Skwentna prepares for Iditarod teams
The tiny town of Skwentna is getting ready for the first 2018 Iditarod mushers to arrive. It's the second checkpoint along this year's trail.
More than thirty volunteers have been working since Saturday to prepare a path for the teams along the Skwentna River. It's a place for the mushers to stop, feed their dogs and themselves, as supporters gather and vets inspect the pups.
It's a carefully coordinated effort to ensure the teams get what they need quickly and the mushers can keep moving.
"We may have as many as thirty teams parked here at one time," said Roger Phillips, who has coordinated logistics at the checkpoint for the last seven years.
Mushers can choose to spend the night in Skwentna or continue on the trail, camping along the way.
"Temperatures play a huge role in what mushers decide to do here at the checkpoint," Phillips explained. "If we have a warm day, or a warm forecast, the mushers have a tendency to want to pass through here, pick up their supplies and run through the night.
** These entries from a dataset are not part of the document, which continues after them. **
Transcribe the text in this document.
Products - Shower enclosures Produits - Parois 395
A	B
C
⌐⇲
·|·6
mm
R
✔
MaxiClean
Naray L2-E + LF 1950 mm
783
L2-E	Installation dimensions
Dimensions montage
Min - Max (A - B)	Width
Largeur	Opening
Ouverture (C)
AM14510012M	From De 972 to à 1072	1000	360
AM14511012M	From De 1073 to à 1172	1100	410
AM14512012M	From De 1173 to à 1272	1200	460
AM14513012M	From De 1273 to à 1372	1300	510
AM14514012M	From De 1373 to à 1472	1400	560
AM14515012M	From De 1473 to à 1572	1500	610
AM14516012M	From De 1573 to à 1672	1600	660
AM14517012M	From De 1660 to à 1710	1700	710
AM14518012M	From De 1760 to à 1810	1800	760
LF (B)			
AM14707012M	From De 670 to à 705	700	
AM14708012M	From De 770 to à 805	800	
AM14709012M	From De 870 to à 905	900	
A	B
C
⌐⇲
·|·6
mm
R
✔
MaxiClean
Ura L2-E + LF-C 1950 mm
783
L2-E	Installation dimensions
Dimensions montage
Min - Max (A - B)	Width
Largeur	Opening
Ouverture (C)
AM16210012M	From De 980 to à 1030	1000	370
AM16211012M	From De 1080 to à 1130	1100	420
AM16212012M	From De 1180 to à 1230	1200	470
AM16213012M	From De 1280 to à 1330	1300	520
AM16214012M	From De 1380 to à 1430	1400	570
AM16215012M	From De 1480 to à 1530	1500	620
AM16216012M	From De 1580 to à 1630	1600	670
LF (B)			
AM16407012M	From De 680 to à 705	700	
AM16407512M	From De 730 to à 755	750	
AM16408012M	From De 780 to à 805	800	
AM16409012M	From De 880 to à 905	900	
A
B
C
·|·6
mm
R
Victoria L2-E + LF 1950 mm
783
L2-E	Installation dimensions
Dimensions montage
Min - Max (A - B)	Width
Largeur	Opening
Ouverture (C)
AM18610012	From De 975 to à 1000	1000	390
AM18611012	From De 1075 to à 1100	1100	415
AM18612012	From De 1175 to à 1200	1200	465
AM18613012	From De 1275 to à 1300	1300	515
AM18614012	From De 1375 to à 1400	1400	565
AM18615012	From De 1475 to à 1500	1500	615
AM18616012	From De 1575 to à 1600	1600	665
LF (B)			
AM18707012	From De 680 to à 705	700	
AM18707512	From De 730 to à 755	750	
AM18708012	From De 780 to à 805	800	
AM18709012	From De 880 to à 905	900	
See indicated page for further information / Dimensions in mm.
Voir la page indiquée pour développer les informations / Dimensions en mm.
Because the dogs are good and cool and they perform well and then they rest the dogs during the heat of the day so that the dogs don't overheat or overexert themselves."
Whether they choose to stay or go, every musher gets a warm welcome.
Flags mark the way to the checkpoint, and mushers are greeted by live music, a banner, bonfires, and fresh "musher stew" -- prepared by a group of seven women known as the "Skwentna Sweeties," the recipe for which is kept secret.
"We're kind of the glue that holds the whole shebang together," said one of the "sweeties," nicknamed "Mamma Sass." "We just take care of everybody."
The checkpoint draws families from around Alaska and volunteers from out of state. Most agree, it's their love for the dogs, that bring them together.
“First thing that fascinated me is the musher can set his brake and stop the sled and the dogs have a tendency to just lay down and eat a little bit of snow, and as the musher's getting out the food and so forth the dogs are, they’re jumping up and licking him on the face and everybody gets their love," Phillips said.
The first musher is expected to pass through the area just after 8 p.m. Sunday.